By Justin Grass/ reporter
Historians of Texas civil rights gave students insight into oral history’s connections to civil rights movements April 10 on NE Campus.
For Texas Christian University’s Civil Rights in Black and Brown Oral History Project’s discussion, moderator and NE history instructor Tramaine Anderson said in Texas most civil rights issues are associated with African-Americans and Mexican-Americans.
TCU’s interview database “is a publicly accessible, free and user-friendly multimedia digital humanities website” that provides interview video clips gathered by their oral historians, Anderson said.
The three panelists each explained why oral history projects are important and specifically how the project connects with civil rights in Texas.
“When we talk about the history of the civil rights movement, that narrative that we tell doesn’t cover every place,” NE history adjunct instructor and oral historian Meredith May said.

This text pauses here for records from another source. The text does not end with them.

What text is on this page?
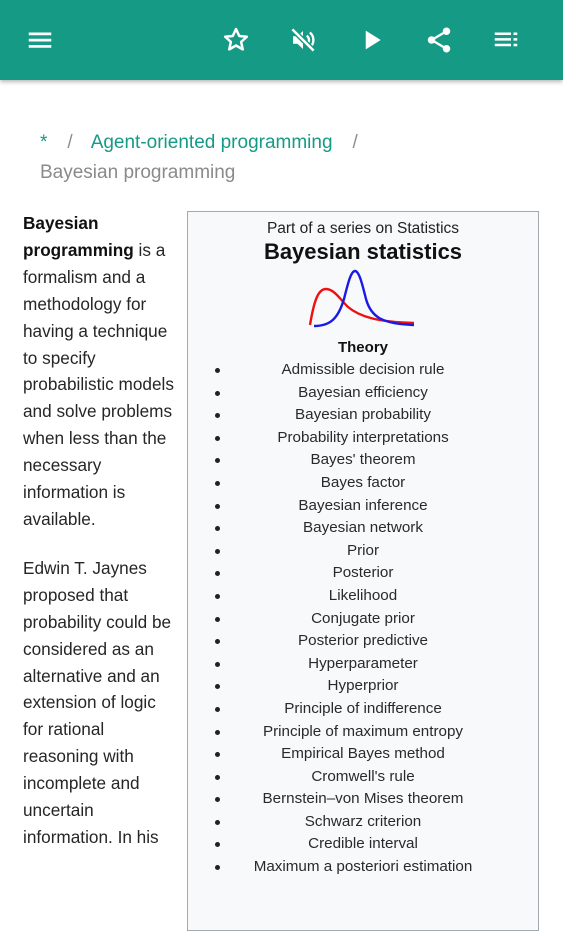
* / Agent-oriented programming /
Bayesian programming

Bayesian programming is a formalism and a methodology for having a technique to specify probabilistic models and solve problems when less than the necessary information is available.

Edwin T. Jaynes proposed that probability could be considered as an alternative and an extension of logic for rational reasoning with incomplete and uncertain information. In his

Part of a series on Statistics
Bayesian statistics
Theory
Admissible decision rule
Bayesian efficiency
Bayesian probability
Probability interpretations
Bayes' theorem
Bayes factor
Bayesian inference
Bayesian network
Prior
Posterior
Likelihood
Conjugate prior
Posterior predictive
Hyperparameter
Hyperprior
Principle of indifference
Principle of maximum entropy
Empirical Bayes method
Cromwell's rule
Bernstein–von Mises theorem
Schwarz criterion
Credible interval
Maximum a posteriori estimation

She said oral historians broaden the narrative of civil rights movements by gathering facts from different groups.
“The first thing I would encourage all of you to do is to go out and talk to your older family members to get those stories while you still have them because once they’re gone, they’re gone,” she said.
NE history adjunct instructor and oral historian Karen Wisely said personal connections can make history seem more powerful.
“Putting a personal story on it affects people more than just reading facts in a book,” she said.
TCU doctoral student and oral historian Moises Acuna-Gurrola recalled reading newspaper articles and wishing he knew someone at the event so they could tell him things that couldn’t be documented.
“These certain things, all you get is just the climax, never the buildup and never the fallout of the event,” he said.